Procesing big data with Vaex, dataframes and no clusters

Accepted

Data is getting bigger and bigger, making it almost impossible to processed it in desktop machines without using a full clusters infrastructure, limiting experimentation. A way to archive this is using Vaex, Python library, with a similar syntax to Pandas, that help us to work with large data-sets in machines with limited resources were the only limitation is the size of your hard drive.


Type: Charla estandard, 25 minutos

Level: Medium

Speakers: Marco Carranza

Speakers Bio: Entrepreneur, technical lead and co-founder of TeamCore Solutions. For the last 7 years we have been building solutions for the retail industry, using the state of the art machine learning algorithms and processing huge amounts of data of our customers from multiple countries from Latam.

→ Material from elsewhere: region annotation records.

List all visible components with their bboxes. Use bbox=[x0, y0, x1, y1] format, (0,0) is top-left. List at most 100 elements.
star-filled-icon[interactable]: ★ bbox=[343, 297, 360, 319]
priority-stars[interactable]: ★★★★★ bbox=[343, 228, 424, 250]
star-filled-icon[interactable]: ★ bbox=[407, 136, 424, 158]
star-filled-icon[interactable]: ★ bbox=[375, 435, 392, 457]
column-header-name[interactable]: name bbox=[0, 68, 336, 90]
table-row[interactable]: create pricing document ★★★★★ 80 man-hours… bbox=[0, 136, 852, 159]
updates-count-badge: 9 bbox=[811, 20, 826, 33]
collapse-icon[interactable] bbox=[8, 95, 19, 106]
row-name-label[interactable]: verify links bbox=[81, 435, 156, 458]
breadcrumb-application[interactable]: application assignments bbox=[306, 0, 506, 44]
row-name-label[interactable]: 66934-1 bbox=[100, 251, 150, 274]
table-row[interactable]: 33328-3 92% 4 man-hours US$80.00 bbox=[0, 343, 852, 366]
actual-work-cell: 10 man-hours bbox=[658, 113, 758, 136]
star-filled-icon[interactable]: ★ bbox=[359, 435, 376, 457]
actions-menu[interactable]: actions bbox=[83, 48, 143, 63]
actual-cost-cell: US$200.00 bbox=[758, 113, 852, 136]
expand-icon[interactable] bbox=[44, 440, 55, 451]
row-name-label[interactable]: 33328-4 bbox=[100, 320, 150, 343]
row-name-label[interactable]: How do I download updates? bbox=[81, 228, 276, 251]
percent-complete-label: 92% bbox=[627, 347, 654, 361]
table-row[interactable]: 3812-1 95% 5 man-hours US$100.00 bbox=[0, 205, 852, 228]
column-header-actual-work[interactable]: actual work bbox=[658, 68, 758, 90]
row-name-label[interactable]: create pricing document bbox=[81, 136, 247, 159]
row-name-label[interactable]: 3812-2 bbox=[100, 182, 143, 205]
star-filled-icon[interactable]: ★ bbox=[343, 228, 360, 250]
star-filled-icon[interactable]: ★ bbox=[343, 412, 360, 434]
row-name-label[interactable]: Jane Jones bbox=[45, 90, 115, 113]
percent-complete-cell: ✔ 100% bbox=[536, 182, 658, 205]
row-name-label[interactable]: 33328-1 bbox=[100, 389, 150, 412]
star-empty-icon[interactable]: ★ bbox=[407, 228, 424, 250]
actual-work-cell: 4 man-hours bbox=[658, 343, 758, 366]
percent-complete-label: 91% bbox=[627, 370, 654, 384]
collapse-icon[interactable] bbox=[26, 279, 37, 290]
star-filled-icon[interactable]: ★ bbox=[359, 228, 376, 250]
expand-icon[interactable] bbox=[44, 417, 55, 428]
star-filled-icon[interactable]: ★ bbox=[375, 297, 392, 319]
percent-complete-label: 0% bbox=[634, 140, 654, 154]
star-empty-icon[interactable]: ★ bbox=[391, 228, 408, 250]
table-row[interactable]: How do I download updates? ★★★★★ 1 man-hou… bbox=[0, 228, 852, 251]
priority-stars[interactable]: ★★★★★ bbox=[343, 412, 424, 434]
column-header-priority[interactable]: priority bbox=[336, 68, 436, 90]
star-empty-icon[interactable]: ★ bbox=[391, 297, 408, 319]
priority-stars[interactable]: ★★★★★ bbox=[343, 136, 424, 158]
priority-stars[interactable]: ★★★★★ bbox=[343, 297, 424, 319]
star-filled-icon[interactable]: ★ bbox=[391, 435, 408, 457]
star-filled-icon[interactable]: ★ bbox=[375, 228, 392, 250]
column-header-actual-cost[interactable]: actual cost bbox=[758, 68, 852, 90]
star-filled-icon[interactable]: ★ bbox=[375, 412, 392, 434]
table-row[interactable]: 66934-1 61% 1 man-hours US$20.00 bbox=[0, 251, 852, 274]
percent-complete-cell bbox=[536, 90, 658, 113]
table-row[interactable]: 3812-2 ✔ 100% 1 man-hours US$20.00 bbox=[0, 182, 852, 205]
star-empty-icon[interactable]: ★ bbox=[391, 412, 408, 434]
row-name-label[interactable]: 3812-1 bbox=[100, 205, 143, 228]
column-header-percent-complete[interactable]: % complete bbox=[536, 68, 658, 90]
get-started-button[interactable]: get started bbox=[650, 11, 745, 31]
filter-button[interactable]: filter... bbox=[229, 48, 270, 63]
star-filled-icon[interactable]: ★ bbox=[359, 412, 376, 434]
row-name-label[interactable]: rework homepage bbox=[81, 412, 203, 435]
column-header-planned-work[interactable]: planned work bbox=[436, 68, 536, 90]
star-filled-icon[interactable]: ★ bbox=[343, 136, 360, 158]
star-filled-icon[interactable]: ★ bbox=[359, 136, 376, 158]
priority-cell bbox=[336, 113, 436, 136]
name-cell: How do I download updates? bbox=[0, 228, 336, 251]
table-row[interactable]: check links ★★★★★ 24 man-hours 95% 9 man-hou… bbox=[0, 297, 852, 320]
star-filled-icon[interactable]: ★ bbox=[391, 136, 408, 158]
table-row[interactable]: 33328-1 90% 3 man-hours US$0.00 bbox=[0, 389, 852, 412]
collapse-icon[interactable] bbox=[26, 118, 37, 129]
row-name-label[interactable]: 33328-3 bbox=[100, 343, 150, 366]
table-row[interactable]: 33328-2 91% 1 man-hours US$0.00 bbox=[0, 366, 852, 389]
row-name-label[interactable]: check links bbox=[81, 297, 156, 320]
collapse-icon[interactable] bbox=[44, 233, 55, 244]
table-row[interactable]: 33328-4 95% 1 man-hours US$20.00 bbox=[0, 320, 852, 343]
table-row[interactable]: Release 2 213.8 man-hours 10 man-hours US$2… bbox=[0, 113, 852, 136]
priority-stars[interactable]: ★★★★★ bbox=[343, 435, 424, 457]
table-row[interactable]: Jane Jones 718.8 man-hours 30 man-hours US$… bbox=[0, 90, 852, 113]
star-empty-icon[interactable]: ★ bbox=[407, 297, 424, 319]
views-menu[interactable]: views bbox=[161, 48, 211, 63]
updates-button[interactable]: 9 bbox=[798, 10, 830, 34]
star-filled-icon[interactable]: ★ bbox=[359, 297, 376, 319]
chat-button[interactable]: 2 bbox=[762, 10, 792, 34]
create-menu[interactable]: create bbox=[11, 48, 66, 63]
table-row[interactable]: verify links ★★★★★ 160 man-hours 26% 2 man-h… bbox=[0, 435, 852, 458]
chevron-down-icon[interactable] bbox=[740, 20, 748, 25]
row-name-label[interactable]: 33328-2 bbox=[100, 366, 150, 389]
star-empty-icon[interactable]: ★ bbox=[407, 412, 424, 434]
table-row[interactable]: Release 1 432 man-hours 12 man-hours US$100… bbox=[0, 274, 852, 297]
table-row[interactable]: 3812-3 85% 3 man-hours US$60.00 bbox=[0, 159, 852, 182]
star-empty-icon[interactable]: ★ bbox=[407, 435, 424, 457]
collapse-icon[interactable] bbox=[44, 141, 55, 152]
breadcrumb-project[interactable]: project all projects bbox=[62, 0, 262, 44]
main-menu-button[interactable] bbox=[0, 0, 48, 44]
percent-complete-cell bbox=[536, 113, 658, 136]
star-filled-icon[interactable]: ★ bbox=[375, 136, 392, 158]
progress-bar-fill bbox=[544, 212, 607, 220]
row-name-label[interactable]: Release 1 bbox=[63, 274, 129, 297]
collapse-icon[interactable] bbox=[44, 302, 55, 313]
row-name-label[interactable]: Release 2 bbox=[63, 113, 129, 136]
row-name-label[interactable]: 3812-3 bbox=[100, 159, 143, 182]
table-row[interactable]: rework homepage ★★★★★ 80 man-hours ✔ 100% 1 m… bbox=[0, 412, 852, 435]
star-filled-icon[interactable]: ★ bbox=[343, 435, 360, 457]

Time: 15:00 - 15:30 - 12/06/2019

Room: D

Labels: vaex pandas big data apache arrow

Description

Nowadays data is getting bigger and bigger, making it almost impossible to processed it in desktop machines. To solve this problems, a lot of new technologies(Hadoop, Spark, Presto, Dask, etc.) have emerged during the last years to process all the data using multiple clusters of computers. The challenge is that you will need to build your solutions on top of this technologies, requiring designing data processing pipelines and in some cases combining multiple technologies. However, in some cases we don't have enough time or resources to learn to use and setup a full infrastructure to run a couple experiments. Maybe you are a researcher with very limited resources or an startup with a tight schedule to launch a product to market. A way to archive this is using Vaex, Python library, with a similar syntax to Pandas, the help us to work with large data-sets in machines with limited resources were the only limitation is the size of your hard drive. Vaex provides memory-mapping, so it will never touch or copy the data to memory unless is explicitly requested.